Historical marker placed at Civil Rights leader John Lewis’ birthplace

by Georgia Clark

In a joint effort between the City of Troy and the John R. Lewis Legacy Institute, the unveiling ceremony happened Saturday at Lewis’ childhood home in rural Pike County, Alabama. With an impressive marker now in the front yard, Troy Mayor Jason Reeves said he expects people from all over to see this piece of history.

“Knowing that people from all over the world will be able to come and see where John Robert Lewis became John Robert Lewis, and the fact that that is in Troy, Alabama, brings us so much pride,” Reeves said.

The marker tells Lewis’ life story, from his birth to his time in the House of Representatives as the representative for Georgia’s 5th Congressional District, and finally to his death in 2020.
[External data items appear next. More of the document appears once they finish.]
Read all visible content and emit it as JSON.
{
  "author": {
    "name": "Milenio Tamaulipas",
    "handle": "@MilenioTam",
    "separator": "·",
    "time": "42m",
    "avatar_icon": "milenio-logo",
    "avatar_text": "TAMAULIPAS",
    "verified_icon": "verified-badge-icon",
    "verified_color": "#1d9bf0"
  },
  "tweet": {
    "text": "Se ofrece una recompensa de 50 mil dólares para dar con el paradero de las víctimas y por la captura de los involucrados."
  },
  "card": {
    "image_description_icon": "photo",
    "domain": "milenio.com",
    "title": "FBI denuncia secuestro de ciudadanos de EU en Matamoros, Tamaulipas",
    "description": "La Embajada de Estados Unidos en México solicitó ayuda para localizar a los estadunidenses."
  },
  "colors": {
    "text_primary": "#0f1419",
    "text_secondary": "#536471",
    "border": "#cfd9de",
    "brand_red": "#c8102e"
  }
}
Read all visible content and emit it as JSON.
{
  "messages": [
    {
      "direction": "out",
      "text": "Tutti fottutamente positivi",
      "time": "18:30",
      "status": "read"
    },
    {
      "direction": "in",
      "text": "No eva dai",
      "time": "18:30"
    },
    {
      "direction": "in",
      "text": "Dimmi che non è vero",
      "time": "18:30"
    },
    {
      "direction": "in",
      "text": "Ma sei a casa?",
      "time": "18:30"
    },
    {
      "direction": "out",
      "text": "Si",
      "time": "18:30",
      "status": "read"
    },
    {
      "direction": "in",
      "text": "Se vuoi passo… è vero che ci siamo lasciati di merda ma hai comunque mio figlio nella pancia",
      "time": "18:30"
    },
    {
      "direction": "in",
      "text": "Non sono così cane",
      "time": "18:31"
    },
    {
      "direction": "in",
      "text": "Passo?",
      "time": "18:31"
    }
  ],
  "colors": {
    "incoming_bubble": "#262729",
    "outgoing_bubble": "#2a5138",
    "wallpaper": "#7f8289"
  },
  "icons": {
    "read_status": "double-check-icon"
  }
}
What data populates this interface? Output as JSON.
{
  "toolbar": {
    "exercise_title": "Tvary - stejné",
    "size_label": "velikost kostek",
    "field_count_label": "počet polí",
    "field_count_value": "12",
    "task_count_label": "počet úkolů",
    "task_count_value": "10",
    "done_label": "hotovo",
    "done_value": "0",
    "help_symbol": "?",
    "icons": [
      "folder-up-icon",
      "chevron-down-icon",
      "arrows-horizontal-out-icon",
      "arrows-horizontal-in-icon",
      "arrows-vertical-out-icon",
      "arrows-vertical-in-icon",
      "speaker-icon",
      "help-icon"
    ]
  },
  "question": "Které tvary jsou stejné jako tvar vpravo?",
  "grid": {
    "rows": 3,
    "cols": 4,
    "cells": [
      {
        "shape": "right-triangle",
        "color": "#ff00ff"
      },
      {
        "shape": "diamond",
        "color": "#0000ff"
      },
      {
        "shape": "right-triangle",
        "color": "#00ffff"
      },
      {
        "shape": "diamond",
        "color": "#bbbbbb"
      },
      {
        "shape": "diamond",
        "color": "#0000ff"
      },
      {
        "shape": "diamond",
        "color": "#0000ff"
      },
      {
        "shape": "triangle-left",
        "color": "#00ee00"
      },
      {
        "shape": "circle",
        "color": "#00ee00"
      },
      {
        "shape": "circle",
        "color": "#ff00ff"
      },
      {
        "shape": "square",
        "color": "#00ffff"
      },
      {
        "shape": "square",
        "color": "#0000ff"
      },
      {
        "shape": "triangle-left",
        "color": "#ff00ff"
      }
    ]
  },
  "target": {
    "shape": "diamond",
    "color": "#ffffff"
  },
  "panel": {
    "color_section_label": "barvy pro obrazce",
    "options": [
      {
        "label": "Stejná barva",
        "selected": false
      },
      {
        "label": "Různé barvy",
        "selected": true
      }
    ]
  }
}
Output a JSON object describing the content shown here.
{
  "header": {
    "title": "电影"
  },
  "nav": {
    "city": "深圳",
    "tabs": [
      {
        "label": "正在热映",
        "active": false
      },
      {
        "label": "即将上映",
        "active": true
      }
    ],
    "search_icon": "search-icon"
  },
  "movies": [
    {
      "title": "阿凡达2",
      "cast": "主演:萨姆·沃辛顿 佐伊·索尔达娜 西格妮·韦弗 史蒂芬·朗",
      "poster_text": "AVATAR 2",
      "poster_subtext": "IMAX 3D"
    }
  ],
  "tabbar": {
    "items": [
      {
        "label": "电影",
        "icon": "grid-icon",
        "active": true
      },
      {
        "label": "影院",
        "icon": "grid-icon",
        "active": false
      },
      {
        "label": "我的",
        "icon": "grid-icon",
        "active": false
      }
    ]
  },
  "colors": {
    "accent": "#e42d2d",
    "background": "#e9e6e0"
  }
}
Lewis said throughout his life that he got into “good trouble,” and he did that by fighting for civil rights. He marched alongside Dr. Martin Luther King during the 1963 March on Washington and helped lead the march through Selma on the historic “Bloody Sunday” in 1965.

Micheal Collins, Vice President Kamala Harris’ Director of Public Engagement and Intergovernmental Affairs and Lewis’ former Chief of Staff, spoke at the ceremony and said Lewis’ legacy and actions inspired him and Vice President Harris.

 “For me, it is just an honor to serve him, as I did for 21 years, and to live with that legacy, and to continue that legacy,” Collins said. “This is an embodiment of his life and his legacy.”

Collins also said Lewis would speak about his parents and siblings and how he practiced his preaching skills on a captive audience of chickens. Lewis took the story of his hometown with him worldwide and was known widely as “the Boy from Troy.”

Lewis’ family members and college roommate took to the podium to remind everyone of Lewis’ influence on the nation and inspired people to always get into “good trouble.”

The marker can be found on County Road 7755 in Troy.